Radiocephalic, Brachiocephalic, and Brachiobasilic Fistula


Introduction

Hemodialysis continues to be the predominant form of renal replacement. Arteriovenous fistulas (AVFs) are the preferred hemodialysis (HD) vascular access. Compared with arteriovenous grafts (AVGs) and tunneled central venous catheters (CVCs), they have lower complication and infection rates, reduced rates of vascular access thrombosis and access-related hospitalizations, and reduced overall health care costs.

Both the 2006 Kidney Disease Outcomes Quality Initiative (KDOQI) and the 2008 Society of Vascular Surgery (SVS) guidelines suggest upper-extremity autogenous access be considered first. Although the “Fistula First” initiative has resulted in a significant increase in the number of autogenous dialysis access created, an unintended consequence has been failure of maturation of up to 50% of AVFs, which in turn has resulted in an increase in concomitant CVC use. This prompted the amendment of the original initiative to “fistula first and catheter last.”

Preoperative Evaluation

Preoperative evaluation of patients for dialysis access requires a multidisciplinary approach including the patient, the nephrologist, surgeon, and dialysis provider and is best performed with a patient-centered approach to planning.

Timely referral is essential to allow for adequate maturation as well as potential revisions if the access fails to mature.

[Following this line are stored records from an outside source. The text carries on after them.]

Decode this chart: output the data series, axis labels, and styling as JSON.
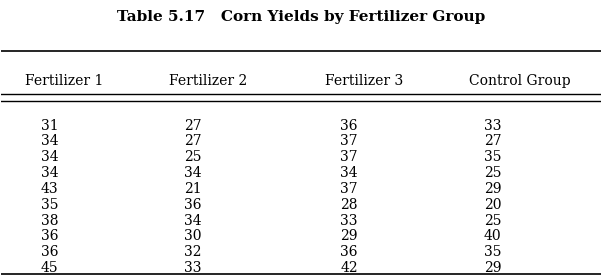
{
  "title": "Table 5.17   Corn Yields by Fertilizer Group",
  "columns": [
    "Fertilizer 1",
    "Fertilizer 2",
    "Fertilizer 3",
    "Control Group"
  ],
  "rows": [
    [
      31,
      27,
      36,
      33
    ],
    [
      34,
      27,
      37,
      27
    ],
    [
      34,
      25,
      37,
      35
    ],
    [
      34,
      34,
      34,
      25
    ],
    [
      43,
      21,
      37,
      29
    ],
    [
      35,
      36,
      28,
      20
    ],
    [
      38,
      34,
      33,
      25
    ],
    [
      36,
      30,
      29,
      40
    ],
    [
      36,
      32,
      36,
      35
    ],
    [
      45,
      33,
      42,
      29
    ]
  ],
  "title_fontsize": 11,
  "header_fontsize": 10,
  "data_fontsize": 10,
  "background_color": "#ffffff",
  "text_color": "#000000"
}
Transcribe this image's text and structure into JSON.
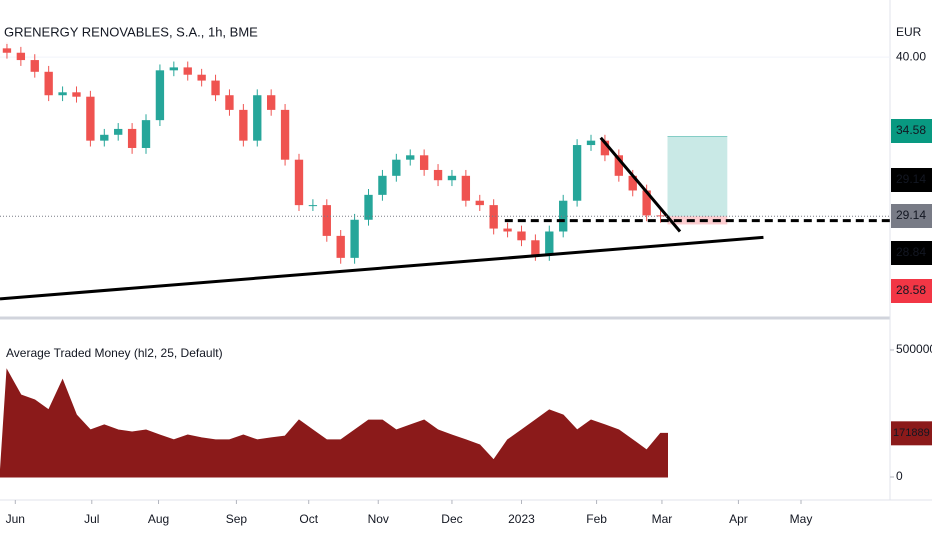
{
  "chart_data": [
    {
      "type": "candlestick",
      "title": "GRENERGY RENOVABLES, S.A., 1h, BME",
      "axis_label": "EUR",
      "categories": [
        null,
        null,
        null,
        null,
        null,
        null,
        null,
        null,
        null,
        null,
        null,
        null,
        null,
        null,
        null,
        null,
        null,
        null,
        null,
        null,
        null,
        null,
        null,
        null,
        null,
        null,
        null,
        null,
        null,
        null,
        null,
        null,
        null,
        null,
        null,
        null,
        null,
        null,
        null,
        null,
        null,
        null,
        null,
        null,
        null,
        null,
        null,
        null
      ],
      "open": [
        40.6,
        40.3,
        39.8,
        39.0,
        37.4,
        37.6,
        37.3,
        34.3,
        34.7,
        35.1,
        33.8,
        35.7,
        39.1,
        39.3,
        38.8,
        38.4,
        37.4,
        36.4,
        34.3,
        37.4,
        36.4,
        33.0,
        29.9,
        29.9,
        27.8,
        26.3,
        28.9,
        30.6,
        31.9,
        33.0,
        33.3,
        32.3,
        31.6,
        31.9,
        30.2,
        29.9,
        28.3,
        28.1,
        27.5,
        26.5,
        28.1,
        30.2,
        34.0,
        34.3,
        33.3,
        31.9,
        30.9,
        29.2
      ],
      "high": [
        41.0,
        40.7,
        40.2,
        39.4,
        38.0,
        38.0,
        37.7,
        35.1,
        35.5,
        35.5,
        36.1,
        39.5,
        39.7,
        39.7,
        39.2,
        38.8,
        37.8,
        36.8,
        37.8,
        37.8,
        36.8,
        33.4,
        30.3,
        30.3,
        28.2,
        29.3,
        31.0,
        32.3,
        33.4,
        33.7,
        33.7,
        32.7,
        32.3,
        32.3,
        30.6,
        30.3,
        28.7,
        28.5,
        27.9,
        28.5,
        30.6,
        34.4,
        34.7,
        34.7,
        33.7,
        32.3,
        31.3,
        29.6
      ],
      "low": [
        39.9,
        39.4,
        38.6,
        37.0,
        37.0,
        36.9,
        33.9,
        33.9,
        34.3,
        33.4,
        33.4,
        35.3,
        38.7,
        38.4,
        38.0,
        37.0,
        36.0,
        33.9,
        33.9,
        36.0,
        32.6,
        29.5,
        29.5,
        27.4,
        25.9,
        25.9,
        28.5,
        30.2,
        31.5,
        32.6,
        31.9,
        31.2,
        31.2,
        29.8,
        29.5,
        27.9,
        27.7,
        27.1,
        26.1,
        26.1,
        27.7,
        29.8,
        33.6,
        32.9,
        31.5,
        30.5,
        28.8,
        28.7
      ],
      "close": [
        40.3,
        39.8,
        39.0,
        37.4,
        37.6,
        37.3,
        34.3,
        34.7,
        35.1,
        33.8,
        35.7,
        39.1,
        39.3,
        38.8,
        38.4,
        37.4,
        36.4,
        34.3,
        37.4,
        36.4,
        33.0,
        29.9,
        29.9,
        27.8,
        26.3,
        28.9,
        30.6,
        31.9,
        33.0,
        33.3,
        32.3,
        31.6,
        31.9,
        30.2,
        29.9,
        28.3,
        28.1,
        27.5,
        26.5,
        28.1,
        30.2,
        34.0,
        34.3,
        33.3,
        31.9,
        30.9,
        29.2,
        29.14
      ],
      "up_color": "#26a69a",
      "down_color": "#ef5350",
      "xlim": [
        0,
        64
      ],
      "xticks": [
        {
          "value": 1.1,
          "label": "Jun"
        },
        {
          "value": 6.6,
          "label": "Jul"
        },
        {
          "value": 11.4,
          "label": "Aug"
        },
        {
          "value": 17.0,
          "label": "Sep"
        },
        {
          "value": 22.2,
          "label": "Oct"
        },
        {
          "value": 27.2,
          "label": "Nov"
        },
        {
          "value": 32.5,
          "label": "Dec"
        },
        {
          "value": 37.5,
          "label": "2023"
        },
        {
          "value": 42.9,
          "label": "Feb"
        },
        {
          "value": 47.6,
          "label": "Mar"
        },
        {
          "value": 53.1,
          "label": "Apr"
        },
        {
          "value": 57.6,
          "label": "May"
        }
      ],
      "ylim": [
        22.4,
        43.9
      ],
      "yticks": [
        {
          "value": 40,
          "label": "40.00"
        }
      ],
      "lines": [
        {
          "x": [
            0,
            54.9
          ],
          "y": [
            23.5,
            27.7
          ],
          "color": "#000000",
          "style": "solid"
        },
        {
          "x": [
            43.2,
            48.9
          ],
          "y": [
            34.5,
            28.1
          ],
          "color": "#000000",
          "style": "solid"
        },
        {
          "x": [
            36.3,
            64
          ],
          "y": [
            28.84,
            28.84
          ],
          "color": "#000000",
          "style": "dashed"
        },
        {
          "x": [
            0,
            64
          ],
          "y": [
            29.14,
            29.14
          ],
          "color": "#787b86",
          "style": "dotted"
        }
      ],
      "position": {
        "x": [
          48.0,
          52.3
        ],
        "target": 34.58,
        "entry": 29.14,
        "stop": 28.58
      },
      "price_labels": [
        {
          "value": 34.58,
          "color": "#089981"
        },
        {
          "value": 29.14,
          "color": "#000000"
        },
        {
          "value": 29.14,
          "color": "#787b86"
        },
        {
          "value": 28.84,
          "color": "#000000"
        },
        {
          "value": 28.58,
          "color": "#f23645"
        }
      ]
    },
    {
      "type": "area",
      "title": "Average Traded Money (hl2, 25, Default)",
      "color": "#8b1a1a",
      "values": [
        421000,
        323000,
        303000,
        264000,
        382000,
        244000,
        185000,
        205000,
        185000,
        177000,
        185000,
        165000,
        146000,
        165000,
        154000,
        146000,
        146000,
        165000,
        146000,
        154000,
        161000,
        224000,
        185000,
        146000,
        146000,
        185000,
        224000,
        224000,
        185000,
        205000,
        224000,
        185000,
        165000,
        146000,
        126000,
        67000,
        146000,
        185000,
        224000,
        264000,
        244000,
        185000,
        224000,
        205000,
        185000,
        146000,
        106000,
        171889
      ],
      "ylim": [
        -31500,
        610000
      ],
      "yticks": [
        0,
        500000
      ],
      "last_label_color": "#8b1a1a"
    }
  ]
}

Patients with a glomerular filtration rate (GFR) less than 25 mL/min who opt for HD should be referred for surgical planning and instructed to avoid blood-pressure checks, venipuncture, or peripheral intravenous (IV) placement to preserve vein integrity in the nondominant arm. The preservation of the arm with the most ideal venous anatomy is preferred, hand dominance notwithstanding.

Thorough preoperative planning is essential to creation of a functional dialysis access.

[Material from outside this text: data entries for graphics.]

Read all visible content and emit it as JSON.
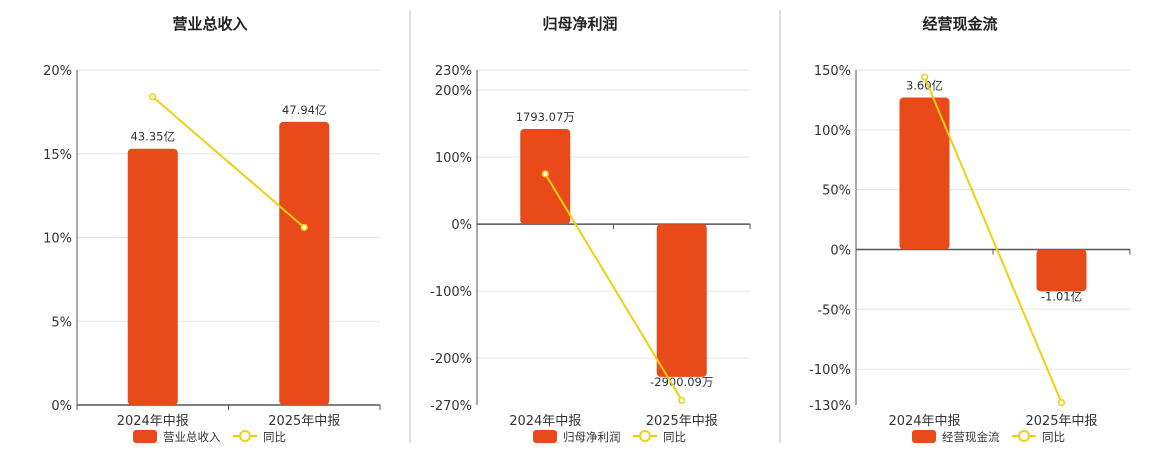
{
  "colors": {
    "bar": "#E84A1A",
    "line": "#F0CF12",
    "grid": "#E6E6E6",
    "axis": "#555555",
    "divider": "#BBBBBB"
  },
  "chart_data": [
    {
      "type": "bar",
      "title": "营业总收入",
      "categories": [
        "2024年中报",
        "2025年中报"
      ],
      "series": [
        {
          "name": "营业总收入",
          "type": "bar",
          "values": [
            15.3,
            16.9
          ],
          "labels": [
            "43.35亿",
            "47.94亿"
          ]
        },
        {
          "name": "同比",
          "type": "line",
          "values": [
            18.4,
            10.6
          ]
        }
      ],
      "ylim": [
        0,
        20
      ],
      "yticks": [
        0,
        5,
        10,
        15,
        20
      ],
      "ytick_labels": [
        "0%",
        "5%",
        "10%",
        "15%",
        "20%"
      ],
      "grid": true,
      "legend": "bottom"
    },
    {
      "type": "bar",
      "title": "归母净利润",
      "categories": [
        "2024年中报",
        "2025年中报"
      ],
      "series": [
        {
          "name": "归母净利润",
          "type": "bar",
          "values": [
            142,
            -228
          ],
          "labels": [
            "1793.07万",
            "-2900.09万"
          ]
        },
        {
          "name": "同比",
          "type": "line",
          "values": [
            75,
            -263
          ]
        }
      ],
      "ylim": [
        -270,
        230
      ],
      "yticks": [
        -270,
        -200,
        -100,
        0,
        100,
        200,
        230
      ],
      "ytick_labels": [
        "-270%",
        "-200%",
        "-100%",
        "0%",
        "100%",
        "200%",
        "230%"
      ],
      "grid": true,
      "legend": "bottom"
    },
    {
      "type": "bar",
      "title": "经营现金流",
      "categories": [
        "2024年中报",
        "2025年中报"
      ],
      "series": [
        {
          "name": "经营现金流",
          "type": "bar",
          "values": [
            127,
            -35
          ],
          "labels": [
            "3.60亿",
            "-1.01亿"
          ]
        },
        {
          "name": "同比",
          "type": "line",
          "values": [
            144,
            -128
          ]
        }
      ],
      "ylim": [
        -130,
        150
      ],
      "yticks": [
        -130,
        -100,
        -50,
        0,
        50,
        100,
        150
      ],
      "ytick_labels": [
        "-130%",
        "-100%",
        "-50%",
        "0%",
        "50%",
        "100%",
        "150%"
      ],
      "grid": true,
      "legend": "bottom"
    }
  ]
}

This begins with a detailed history and physical examination. Hand dominance, prior central catheters or pacemakers, history of congestive heart failure, prior chest or arm trauma, and a history of thrombotic episodes should be noted. Diabetes mellitus is more frequently associated with nonmaturation and steal syndrome because of fixed, calcified macrovascular and microvascular disease. Heart failure, particularly diastolic dysfunction, increases the risk of high output failure after access creation. The presence of transvenous pacemakers can create central stenosis, even in the absence of radiographic evidence of such.

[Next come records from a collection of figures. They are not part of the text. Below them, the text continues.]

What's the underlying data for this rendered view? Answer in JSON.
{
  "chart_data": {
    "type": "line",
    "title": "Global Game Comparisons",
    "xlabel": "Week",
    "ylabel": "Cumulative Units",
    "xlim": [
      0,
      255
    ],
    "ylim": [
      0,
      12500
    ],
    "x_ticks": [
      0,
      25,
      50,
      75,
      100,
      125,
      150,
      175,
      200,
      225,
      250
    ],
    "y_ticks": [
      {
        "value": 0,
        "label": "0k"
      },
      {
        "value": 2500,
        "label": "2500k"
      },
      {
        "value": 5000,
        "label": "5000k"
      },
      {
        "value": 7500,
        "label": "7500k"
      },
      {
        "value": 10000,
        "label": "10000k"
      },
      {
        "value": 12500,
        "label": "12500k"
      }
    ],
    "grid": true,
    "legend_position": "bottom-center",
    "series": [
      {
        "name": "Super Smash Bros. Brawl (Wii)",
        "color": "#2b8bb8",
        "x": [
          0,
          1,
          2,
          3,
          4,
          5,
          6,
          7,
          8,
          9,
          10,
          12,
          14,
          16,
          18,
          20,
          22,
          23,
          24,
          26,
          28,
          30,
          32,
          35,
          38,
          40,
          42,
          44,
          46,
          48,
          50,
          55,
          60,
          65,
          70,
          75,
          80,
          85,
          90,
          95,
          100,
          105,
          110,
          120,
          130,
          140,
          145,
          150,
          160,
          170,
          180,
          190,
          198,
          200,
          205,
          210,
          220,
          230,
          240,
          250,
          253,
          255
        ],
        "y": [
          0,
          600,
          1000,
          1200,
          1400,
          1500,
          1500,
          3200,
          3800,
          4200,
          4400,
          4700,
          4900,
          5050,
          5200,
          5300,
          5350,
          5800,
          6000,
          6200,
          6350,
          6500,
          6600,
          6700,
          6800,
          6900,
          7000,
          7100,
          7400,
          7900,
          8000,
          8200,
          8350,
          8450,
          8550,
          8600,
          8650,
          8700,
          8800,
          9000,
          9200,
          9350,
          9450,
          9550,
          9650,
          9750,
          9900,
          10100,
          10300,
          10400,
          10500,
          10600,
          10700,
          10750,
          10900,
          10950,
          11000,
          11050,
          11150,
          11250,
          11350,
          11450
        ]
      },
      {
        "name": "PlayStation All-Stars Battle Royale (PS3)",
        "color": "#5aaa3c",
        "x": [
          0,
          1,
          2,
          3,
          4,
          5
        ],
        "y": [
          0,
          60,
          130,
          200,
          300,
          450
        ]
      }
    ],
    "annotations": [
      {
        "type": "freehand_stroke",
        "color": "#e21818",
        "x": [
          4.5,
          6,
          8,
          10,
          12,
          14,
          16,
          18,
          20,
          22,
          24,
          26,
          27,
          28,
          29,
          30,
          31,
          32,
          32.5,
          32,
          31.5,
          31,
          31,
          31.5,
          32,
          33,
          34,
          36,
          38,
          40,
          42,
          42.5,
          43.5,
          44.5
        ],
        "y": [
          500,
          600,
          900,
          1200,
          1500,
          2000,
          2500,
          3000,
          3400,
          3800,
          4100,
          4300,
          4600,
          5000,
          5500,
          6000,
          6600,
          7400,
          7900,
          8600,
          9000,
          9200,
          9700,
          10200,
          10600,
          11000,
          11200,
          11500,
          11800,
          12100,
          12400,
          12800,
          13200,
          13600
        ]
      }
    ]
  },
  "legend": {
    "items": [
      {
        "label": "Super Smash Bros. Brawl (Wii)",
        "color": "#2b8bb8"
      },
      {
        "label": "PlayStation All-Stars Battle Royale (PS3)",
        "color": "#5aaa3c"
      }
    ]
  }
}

The physical exam should assess functionality of the upper extremities, prior failed access, overlying skin conditions, and the strength and symmetry of the brachial, radial, and ulnar pulses. Blood pressure should be measured in both upper extremities. A significant discrepancy may indicate inadequate inflow. Dilated chest wall veins and arm edema should raise suspicion for central venous stenosis or occlusion.

Vein mapping, usually via Doppler ultrasound, is useful in directing the surgical approach and should be performed in all patients before access creation. The diameter of the artery and veins should be more than 2.0 and 2.5 mm, respectively. A comprehensive assessment should note vein diameter, patency, depth, tributaries, and areas of stenosis or thrombosis.

Vein wall fibrosis increases nonmaturation, notwithstanding absolute vein size.